Typewriter Pehe 10 is a regular weight, normal width, medium contrast, upright, normal x-height, monospaced font.
Keywords: props, posters, packaging, editorial, headlines, gritty, vintage, analog, worn, utilitarian, aging effect, print texture, document feel, retro tone, mechanical voice, distressed, inked, blotchy, ragged, stamped.
A monospaced, typewriter-like design with sturdy slabby terminals and compact, squared-off proportions. The letterforms show intentionally irregular edges and soft, inked-in contours, as if struck through a ribbon with uneven pressure. Strokes are generally consistent but broken up by small nicks, blobs, and rough counters, creating a slightly noisy texture while preserving clear silhouettes across caps, lowercase, and numerals.

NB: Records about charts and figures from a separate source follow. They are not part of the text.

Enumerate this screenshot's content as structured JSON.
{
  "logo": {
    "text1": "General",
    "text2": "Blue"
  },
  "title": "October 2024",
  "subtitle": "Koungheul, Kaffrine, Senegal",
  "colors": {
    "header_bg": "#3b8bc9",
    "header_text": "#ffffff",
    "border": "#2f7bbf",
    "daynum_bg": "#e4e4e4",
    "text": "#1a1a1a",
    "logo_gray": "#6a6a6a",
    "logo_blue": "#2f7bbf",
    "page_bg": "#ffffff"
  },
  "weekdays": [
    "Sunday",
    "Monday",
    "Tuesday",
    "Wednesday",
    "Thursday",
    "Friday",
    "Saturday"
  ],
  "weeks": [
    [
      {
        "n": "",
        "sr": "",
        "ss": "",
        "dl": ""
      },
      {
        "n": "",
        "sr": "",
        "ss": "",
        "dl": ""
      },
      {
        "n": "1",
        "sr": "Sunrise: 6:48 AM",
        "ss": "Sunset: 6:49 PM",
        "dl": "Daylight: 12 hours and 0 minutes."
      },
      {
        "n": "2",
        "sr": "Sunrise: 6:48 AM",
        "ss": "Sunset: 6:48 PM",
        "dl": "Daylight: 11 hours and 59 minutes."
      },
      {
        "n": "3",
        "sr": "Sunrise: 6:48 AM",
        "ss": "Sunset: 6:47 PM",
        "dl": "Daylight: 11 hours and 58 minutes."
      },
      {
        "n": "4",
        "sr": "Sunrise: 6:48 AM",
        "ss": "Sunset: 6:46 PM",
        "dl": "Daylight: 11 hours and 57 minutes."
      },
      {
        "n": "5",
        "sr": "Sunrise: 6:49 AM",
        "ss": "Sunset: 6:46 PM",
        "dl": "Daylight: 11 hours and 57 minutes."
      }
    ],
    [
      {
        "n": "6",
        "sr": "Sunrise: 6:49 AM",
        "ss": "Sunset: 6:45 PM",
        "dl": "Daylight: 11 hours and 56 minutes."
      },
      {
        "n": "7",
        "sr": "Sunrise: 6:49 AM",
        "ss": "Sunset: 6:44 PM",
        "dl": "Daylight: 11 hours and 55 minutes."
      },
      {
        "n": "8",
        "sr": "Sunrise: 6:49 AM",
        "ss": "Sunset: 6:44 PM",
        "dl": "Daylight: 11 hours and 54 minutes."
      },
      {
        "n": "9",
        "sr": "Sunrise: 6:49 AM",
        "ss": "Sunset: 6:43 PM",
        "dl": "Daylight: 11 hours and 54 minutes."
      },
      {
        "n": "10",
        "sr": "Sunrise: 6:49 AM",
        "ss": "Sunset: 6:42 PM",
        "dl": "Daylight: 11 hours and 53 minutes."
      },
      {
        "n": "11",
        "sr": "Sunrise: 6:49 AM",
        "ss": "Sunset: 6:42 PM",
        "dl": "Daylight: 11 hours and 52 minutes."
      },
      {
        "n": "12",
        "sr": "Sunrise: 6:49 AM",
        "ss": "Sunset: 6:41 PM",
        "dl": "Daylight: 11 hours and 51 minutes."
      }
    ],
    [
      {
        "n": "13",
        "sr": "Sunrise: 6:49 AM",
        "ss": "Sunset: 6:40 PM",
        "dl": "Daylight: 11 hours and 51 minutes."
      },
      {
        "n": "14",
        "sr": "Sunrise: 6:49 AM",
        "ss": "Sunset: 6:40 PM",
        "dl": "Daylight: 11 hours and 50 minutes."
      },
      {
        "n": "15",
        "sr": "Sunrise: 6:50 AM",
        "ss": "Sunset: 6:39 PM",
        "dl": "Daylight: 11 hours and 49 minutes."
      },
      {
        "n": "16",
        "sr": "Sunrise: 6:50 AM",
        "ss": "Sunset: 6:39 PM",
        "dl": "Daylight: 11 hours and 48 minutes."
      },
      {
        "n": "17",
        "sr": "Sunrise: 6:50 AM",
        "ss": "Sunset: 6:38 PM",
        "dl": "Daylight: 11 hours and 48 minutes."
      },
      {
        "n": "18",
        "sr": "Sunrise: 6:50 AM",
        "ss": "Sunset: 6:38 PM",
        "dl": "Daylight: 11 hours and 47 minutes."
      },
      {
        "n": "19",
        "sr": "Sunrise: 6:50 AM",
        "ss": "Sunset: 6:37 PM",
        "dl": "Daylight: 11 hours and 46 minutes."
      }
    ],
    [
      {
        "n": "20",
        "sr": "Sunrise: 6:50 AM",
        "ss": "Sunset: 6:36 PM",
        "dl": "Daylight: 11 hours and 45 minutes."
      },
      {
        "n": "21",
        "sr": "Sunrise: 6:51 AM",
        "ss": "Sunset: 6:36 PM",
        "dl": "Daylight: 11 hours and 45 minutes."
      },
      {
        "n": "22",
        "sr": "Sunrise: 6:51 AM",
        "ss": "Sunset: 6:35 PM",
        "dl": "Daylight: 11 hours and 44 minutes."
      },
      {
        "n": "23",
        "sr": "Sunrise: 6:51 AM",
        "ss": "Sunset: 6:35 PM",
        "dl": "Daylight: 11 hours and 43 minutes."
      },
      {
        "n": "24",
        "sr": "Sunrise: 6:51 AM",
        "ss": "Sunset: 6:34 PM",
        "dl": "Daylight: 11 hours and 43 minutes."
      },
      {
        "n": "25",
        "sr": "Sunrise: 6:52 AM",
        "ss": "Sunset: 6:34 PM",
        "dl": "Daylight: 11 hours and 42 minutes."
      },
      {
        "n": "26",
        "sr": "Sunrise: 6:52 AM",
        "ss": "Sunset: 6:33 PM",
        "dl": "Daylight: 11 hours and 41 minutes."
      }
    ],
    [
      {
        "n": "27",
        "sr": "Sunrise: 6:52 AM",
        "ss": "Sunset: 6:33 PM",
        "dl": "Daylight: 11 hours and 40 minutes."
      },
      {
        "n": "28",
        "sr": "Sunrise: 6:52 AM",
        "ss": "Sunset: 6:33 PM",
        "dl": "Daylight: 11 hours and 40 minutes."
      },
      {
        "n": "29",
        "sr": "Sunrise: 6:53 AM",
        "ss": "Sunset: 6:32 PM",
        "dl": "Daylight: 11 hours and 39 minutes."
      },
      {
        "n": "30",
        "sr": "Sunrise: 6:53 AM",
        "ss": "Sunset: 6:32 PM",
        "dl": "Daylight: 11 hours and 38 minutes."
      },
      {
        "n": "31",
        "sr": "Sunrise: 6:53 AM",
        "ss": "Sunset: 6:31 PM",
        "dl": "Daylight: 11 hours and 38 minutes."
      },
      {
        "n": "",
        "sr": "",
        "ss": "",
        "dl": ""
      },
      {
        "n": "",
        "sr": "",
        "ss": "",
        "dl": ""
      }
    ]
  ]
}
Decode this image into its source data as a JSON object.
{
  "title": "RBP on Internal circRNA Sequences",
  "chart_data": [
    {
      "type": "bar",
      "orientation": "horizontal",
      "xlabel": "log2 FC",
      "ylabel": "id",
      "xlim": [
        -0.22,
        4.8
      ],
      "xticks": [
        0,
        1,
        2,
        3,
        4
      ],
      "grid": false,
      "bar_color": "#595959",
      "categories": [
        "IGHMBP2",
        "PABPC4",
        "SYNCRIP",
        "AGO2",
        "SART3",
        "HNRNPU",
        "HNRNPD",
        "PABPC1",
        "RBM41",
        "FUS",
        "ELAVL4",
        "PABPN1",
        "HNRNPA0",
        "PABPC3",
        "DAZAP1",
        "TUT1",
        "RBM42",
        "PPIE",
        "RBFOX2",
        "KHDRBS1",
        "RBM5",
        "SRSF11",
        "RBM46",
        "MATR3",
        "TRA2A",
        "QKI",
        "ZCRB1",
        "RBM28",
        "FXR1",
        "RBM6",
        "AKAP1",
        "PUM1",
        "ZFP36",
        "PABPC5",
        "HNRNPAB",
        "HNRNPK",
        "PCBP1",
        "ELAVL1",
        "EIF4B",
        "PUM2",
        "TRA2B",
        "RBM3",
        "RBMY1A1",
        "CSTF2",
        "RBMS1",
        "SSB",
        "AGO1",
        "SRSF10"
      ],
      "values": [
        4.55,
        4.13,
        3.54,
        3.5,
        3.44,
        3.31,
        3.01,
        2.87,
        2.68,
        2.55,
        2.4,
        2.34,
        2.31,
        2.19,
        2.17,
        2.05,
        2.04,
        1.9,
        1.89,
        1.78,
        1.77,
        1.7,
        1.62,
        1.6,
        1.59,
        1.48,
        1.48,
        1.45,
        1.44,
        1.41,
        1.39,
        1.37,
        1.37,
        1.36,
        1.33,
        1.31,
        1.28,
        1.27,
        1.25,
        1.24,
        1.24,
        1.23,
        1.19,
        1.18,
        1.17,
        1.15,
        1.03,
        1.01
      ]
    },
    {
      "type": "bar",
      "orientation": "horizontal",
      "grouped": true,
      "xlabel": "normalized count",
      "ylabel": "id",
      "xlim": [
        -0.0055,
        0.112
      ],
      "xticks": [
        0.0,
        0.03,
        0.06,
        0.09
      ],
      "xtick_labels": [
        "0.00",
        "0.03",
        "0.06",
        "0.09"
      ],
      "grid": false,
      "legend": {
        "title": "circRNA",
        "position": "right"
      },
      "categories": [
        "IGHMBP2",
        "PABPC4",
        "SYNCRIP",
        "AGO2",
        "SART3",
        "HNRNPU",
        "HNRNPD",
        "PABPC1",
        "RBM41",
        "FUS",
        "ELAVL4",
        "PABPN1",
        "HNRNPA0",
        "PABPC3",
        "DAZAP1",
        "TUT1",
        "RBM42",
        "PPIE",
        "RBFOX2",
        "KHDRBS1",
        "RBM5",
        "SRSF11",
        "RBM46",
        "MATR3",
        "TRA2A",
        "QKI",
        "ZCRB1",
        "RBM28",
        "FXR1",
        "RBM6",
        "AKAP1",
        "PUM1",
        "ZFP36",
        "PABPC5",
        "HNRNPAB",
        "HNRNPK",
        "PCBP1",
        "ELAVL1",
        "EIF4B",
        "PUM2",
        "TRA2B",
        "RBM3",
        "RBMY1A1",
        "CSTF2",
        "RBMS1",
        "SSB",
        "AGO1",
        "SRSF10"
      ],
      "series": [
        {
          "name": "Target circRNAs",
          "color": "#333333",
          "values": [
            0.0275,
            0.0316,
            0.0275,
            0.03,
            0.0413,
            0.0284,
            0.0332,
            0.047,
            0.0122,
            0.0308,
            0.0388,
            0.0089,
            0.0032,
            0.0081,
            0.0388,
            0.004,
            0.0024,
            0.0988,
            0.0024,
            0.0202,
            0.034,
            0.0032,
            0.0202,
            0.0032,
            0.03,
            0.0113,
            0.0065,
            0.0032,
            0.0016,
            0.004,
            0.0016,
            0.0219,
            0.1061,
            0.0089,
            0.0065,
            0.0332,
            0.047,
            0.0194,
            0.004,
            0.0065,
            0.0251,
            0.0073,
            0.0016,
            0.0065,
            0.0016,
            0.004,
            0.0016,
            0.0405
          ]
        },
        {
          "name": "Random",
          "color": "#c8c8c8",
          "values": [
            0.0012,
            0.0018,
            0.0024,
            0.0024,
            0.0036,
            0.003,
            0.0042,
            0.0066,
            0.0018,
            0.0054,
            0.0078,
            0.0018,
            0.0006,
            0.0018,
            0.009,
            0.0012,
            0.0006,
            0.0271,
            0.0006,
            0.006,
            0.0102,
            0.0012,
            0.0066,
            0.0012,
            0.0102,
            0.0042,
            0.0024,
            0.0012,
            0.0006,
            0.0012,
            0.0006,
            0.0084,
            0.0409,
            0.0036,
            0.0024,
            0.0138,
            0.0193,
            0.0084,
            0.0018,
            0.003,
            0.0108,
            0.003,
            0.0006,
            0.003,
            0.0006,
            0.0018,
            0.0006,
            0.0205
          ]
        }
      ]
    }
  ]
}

Well-suited for designs that benefit from an aged, utilitarian imprint: film/TV props, zines, retro posters, album art, and packaging that wants a stamped or receipt-like feel. It can also work for short editorial callouts and headings where texture is desirable, while longer passages will read best with generous size and leading to accommodate the deliberate roughness.
The overall tone feels archival and hands-on—suggesting paperwork, shipping labels, or photocopied documents. Its worn imprint and mechanical rhythm give it a gritty, analog character that reads as authentic and lived-in rather than pristine.
The font appears designed to emulate mechanical type output with accumulated wear—capturing the uneven inking, battered edges, and imperfect strike of physical typing. The goal seems to be delivering instant period flavor and tactile texture while keeping the disciplined alignment and rhythm of monospaced setting.
The distressed treatment is consistent across the set, producing a cohesive “used” color in text blocks. Numerals and capitals remain assertive and legible despite the roughened outlines, and the spacing reinforces a measured, machine-set cadence.